Being stuck at home has made our relationships stronger

issue 23 May 2020

It’s heartening to hear that while it’s curtains for the economy, our domestic lives are on the up. In Wuhan there was a spike in divorce rates, and in Japan, wives have been sending their husbands away to hostels. But here in Britain, there’s love in lockdown. Sales of engagement rings have risen significantly since we were all told to stay at home and couples have found creative ways to pop the question in their living rooms and local parks.

For those who have been married for longer, working, eating and sleeping at home together 24/7 for weeks on end has been a strange novelty — an odd throwback to a time when the relationship was new.

It has always struck me as a deep irony of modern parenthood that many of us spend years trying to crack the voodoo of getting pregnant before using the subsequent newborn months to work out how best to delegate the raising of our children to others as soon as we can.
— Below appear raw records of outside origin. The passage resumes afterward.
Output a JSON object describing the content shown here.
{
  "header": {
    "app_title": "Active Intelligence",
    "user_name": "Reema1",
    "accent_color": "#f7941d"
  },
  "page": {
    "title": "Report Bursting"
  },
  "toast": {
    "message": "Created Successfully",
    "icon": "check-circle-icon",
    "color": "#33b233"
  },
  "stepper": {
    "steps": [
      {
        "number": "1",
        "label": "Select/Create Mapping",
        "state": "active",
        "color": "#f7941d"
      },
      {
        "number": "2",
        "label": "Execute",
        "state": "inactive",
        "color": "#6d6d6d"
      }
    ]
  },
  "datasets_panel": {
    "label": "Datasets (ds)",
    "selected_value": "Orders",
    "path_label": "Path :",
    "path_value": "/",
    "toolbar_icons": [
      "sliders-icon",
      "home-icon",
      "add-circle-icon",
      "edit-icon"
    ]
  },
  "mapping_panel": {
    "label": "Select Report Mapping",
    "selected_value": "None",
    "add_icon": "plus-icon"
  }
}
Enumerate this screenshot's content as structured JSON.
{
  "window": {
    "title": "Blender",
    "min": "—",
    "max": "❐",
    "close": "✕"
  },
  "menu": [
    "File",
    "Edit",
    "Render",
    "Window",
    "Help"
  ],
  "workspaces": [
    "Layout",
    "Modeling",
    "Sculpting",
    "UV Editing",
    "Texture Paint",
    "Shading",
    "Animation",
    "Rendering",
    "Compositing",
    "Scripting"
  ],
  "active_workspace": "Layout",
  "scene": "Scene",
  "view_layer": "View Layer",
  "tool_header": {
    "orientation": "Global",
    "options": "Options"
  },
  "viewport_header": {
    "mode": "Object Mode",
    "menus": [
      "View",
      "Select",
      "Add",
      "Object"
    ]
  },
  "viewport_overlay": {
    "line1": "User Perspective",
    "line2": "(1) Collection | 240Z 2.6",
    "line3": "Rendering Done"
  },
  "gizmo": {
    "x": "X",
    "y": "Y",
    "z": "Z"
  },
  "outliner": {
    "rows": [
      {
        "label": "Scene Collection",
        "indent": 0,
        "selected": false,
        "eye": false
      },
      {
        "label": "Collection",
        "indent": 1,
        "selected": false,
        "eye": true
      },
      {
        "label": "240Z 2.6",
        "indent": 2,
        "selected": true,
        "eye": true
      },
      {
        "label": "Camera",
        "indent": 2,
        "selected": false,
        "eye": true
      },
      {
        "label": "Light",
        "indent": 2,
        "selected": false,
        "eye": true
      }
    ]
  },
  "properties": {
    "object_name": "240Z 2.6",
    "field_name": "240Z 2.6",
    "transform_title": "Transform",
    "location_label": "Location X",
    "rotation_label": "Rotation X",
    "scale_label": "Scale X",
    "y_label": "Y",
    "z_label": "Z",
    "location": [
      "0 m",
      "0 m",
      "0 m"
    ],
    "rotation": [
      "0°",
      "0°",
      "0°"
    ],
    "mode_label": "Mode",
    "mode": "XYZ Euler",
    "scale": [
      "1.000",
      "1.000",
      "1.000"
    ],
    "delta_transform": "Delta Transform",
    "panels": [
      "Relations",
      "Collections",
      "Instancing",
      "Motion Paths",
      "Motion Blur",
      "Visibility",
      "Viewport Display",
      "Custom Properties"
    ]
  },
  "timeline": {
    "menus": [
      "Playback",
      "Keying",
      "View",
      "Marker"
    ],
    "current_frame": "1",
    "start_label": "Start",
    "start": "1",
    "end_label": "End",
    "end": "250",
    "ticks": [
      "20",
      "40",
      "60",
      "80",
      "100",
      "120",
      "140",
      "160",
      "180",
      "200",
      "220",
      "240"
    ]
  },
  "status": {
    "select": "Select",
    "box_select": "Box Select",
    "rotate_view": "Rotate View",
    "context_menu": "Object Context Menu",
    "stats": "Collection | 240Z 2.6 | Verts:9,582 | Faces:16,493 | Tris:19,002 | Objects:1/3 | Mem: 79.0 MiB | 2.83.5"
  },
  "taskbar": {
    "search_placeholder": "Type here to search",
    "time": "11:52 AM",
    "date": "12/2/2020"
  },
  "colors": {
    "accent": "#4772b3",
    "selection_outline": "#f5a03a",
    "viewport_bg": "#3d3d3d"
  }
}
The same im-patience exists in our romantic relationships: all too often, the ideal life partner is seen as a travel companion with whom we can share Instagrammable experiences, not someone with whom we can imagine sharing a home.

For our ten-year anniversary I dug out my wedding dress from the loft and wore it for dinner in the garden

Modern marriage is meant to be a self-propagating force that simply ticks over by itself without any need for interference or guidance: if love doesn’t carry on organically, then you simply haven’t found the right person. But perhaps lockdown has forced us to unravel this myth and taught us something: that, like everything else in life, our relationships take perseverance.

We’re all having to work harder in lockdown to keep the flame alive.